Metro Art has been piloting a new digital art series, and the inaugural exhibition is launching at the Blue Line stations. More People Than You Know features portraits of transit patrons created by local artists. To celebrate the upcoming reopening of the refurbished rail line, we are featuring an interview with each of the commissioned artists. Make sure you look for these portraits displayed on the newly installed digital customer information panels. This is Metro’s first transit corridor with this new cultural amenity.
Bodeck Luna Hernandez – Interview – Friday, July 26, 2019
Lives in neighborhood: Zaferia, Long Beach
Temperatures had soared above ninety degrees at Drake Park where Metro Arts & Design joined Bodeck Luna Hernandez as he and volunteers were painting the final touches on his latest wall mural for POW! WOW! Long Beach. Hernandez steered us to a shaded park bench located near the Bembridge House, a registered historic, Queen Anne Victorian built in 1906, to talk about Legacy, his digital painting included in More People Than You Know.
What is your connection to A Line (Blue)?
My mom has taken Metro to work since my family first immigrated here; at age 72, she still does. Sometimes, I would accompany her to Downtown LA, where I’d explore street art. We bonded on these trips. It’s great to see the neighborhoods of LA.
How did you approach Metro Art’s portrait project, More People Than You Know?
This portrait is one of the most personal works I have ever done. I asked myself: Who among the people I know takes public transit? My mom, a diehard Metro fan, has been taking the train for eighteen years. In addition to taking Metro to work, she uses the transportation system to go to my brother’s house, where she babysits my niece, who is also my god-daughter. Both my mom and niece are the subjects of my portrait, Legacy. I wanted to honor my mom and also shed light on elders. They are a fountain of wisdom. I wished to depict an older woman smiling, enjoying the ride, and passing on the ridership experience to the next generation. I wanted to also convey the idea that Metro is safe.
How would you describe the art you make?
I always drew as a kid. In high school, I discovered street art and was amazed by it.
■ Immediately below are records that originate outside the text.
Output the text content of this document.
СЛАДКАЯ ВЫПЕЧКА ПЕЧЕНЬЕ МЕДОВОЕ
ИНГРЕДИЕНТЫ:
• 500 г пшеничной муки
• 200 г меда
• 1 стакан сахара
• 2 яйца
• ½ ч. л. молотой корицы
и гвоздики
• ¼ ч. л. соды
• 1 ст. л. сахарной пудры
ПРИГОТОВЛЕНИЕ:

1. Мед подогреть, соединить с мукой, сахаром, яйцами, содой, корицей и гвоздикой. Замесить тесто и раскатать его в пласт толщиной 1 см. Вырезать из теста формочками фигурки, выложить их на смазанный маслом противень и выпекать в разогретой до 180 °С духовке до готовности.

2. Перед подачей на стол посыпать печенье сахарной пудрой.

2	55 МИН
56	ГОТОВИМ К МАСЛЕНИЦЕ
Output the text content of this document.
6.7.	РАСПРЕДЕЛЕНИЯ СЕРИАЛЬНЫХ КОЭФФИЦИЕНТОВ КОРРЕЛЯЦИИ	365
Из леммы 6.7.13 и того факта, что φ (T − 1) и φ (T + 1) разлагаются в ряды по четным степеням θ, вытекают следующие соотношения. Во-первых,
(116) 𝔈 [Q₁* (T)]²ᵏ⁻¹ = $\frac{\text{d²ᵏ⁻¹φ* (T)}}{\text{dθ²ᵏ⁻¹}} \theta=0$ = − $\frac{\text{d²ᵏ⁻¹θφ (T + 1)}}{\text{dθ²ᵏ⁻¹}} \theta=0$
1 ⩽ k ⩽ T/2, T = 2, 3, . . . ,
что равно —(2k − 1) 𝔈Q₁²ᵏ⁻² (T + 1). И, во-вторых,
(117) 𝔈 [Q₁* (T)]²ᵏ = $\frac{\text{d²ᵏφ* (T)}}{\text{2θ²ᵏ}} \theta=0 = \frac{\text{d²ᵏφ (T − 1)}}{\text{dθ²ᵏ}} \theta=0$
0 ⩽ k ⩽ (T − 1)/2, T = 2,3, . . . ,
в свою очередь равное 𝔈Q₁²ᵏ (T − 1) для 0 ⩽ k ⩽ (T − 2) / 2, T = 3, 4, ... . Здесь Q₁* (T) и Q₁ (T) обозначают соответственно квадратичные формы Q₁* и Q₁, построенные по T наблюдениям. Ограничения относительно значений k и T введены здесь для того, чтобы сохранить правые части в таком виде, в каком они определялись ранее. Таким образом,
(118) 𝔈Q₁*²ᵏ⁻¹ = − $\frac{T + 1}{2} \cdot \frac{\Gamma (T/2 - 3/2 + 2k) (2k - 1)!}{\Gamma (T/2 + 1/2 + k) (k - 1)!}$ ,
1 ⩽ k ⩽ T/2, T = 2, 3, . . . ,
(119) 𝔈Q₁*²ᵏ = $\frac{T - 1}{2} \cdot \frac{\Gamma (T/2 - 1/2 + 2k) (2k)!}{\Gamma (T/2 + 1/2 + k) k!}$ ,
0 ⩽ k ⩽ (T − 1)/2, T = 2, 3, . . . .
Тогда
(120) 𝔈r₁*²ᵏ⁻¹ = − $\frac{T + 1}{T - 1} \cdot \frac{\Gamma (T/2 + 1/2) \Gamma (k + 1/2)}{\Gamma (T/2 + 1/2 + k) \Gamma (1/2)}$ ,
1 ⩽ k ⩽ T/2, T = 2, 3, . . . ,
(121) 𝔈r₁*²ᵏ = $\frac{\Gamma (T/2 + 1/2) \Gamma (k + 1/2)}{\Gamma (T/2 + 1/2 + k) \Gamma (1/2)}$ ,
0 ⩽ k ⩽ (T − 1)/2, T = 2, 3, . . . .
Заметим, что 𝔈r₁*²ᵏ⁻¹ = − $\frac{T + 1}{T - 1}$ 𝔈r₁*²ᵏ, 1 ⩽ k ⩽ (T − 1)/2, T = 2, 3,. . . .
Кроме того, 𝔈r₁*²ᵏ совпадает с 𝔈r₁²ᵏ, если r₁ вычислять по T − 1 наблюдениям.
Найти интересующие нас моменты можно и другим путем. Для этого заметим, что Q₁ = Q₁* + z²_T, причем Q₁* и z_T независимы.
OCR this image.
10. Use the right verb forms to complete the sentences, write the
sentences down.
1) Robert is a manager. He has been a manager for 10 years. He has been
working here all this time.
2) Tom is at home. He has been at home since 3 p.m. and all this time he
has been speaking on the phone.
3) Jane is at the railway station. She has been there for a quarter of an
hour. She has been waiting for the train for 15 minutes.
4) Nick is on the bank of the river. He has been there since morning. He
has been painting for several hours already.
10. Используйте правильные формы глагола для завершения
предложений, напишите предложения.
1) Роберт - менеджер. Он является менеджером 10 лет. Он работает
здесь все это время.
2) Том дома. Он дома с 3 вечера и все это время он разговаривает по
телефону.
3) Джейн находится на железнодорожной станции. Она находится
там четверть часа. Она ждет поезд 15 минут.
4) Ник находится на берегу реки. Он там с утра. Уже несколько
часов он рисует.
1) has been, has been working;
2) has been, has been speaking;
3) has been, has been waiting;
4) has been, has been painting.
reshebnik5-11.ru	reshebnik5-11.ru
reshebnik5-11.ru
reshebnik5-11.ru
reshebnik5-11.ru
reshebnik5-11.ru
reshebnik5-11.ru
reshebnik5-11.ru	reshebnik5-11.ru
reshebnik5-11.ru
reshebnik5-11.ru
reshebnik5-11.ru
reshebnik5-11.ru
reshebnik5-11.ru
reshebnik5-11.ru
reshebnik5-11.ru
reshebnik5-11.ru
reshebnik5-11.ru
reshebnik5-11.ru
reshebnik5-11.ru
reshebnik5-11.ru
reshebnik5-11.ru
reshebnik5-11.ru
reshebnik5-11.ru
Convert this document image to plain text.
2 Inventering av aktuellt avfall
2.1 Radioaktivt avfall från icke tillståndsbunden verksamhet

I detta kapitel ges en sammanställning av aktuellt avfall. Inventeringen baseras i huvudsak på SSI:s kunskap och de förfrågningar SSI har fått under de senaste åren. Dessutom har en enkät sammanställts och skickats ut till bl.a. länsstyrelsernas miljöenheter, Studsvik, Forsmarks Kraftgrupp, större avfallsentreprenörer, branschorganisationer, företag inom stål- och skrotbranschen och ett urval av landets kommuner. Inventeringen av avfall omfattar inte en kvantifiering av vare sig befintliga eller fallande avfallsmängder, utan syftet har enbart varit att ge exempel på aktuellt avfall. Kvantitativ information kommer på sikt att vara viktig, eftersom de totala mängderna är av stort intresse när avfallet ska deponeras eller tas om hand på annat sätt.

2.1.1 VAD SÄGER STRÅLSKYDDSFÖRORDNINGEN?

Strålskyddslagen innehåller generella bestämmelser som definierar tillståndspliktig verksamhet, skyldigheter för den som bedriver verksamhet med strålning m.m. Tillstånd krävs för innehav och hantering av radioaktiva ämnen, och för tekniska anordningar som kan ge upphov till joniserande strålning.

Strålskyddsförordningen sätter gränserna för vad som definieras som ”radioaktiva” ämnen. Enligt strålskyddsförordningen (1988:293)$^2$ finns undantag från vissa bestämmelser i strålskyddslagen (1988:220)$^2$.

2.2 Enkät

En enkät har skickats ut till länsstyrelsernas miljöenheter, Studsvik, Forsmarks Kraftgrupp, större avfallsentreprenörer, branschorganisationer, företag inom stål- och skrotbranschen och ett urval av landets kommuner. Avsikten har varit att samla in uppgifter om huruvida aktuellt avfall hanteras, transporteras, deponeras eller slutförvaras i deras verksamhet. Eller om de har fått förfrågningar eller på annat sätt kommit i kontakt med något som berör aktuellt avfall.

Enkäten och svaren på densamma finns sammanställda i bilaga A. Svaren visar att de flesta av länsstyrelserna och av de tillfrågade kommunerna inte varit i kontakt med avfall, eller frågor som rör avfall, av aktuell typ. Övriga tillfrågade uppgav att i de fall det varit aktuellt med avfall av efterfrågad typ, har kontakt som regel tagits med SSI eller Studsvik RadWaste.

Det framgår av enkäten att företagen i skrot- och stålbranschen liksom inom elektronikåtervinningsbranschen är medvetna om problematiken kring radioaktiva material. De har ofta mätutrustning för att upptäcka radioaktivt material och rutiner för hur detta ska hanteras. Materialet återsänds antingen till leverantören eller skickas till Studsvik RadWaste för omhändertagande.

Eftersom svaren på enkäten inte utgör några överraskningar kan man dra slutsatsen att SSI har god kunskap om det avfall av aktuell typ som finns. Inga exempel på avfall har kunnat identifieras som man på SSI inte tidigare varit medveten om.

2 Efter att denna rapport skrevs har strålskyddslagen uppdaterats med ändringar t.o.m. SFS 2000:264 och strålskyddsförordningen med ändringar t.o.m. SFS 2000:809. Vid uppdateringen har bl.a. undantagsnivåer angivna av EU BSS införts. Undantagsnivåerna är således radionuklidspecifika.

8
My art is now heavily influenced by design and portraiture. My work deals with social empowerment. Most of my subjects are marginalized people; my art is community-based. I am a social activist. I work with spray paint, oil and acrylic paint, and digital and treat every medium the same.
How do you work as an artist?
I need to know the mission. What is the art for? Where is it going? Who’s the audience? I also research. I work from photographs.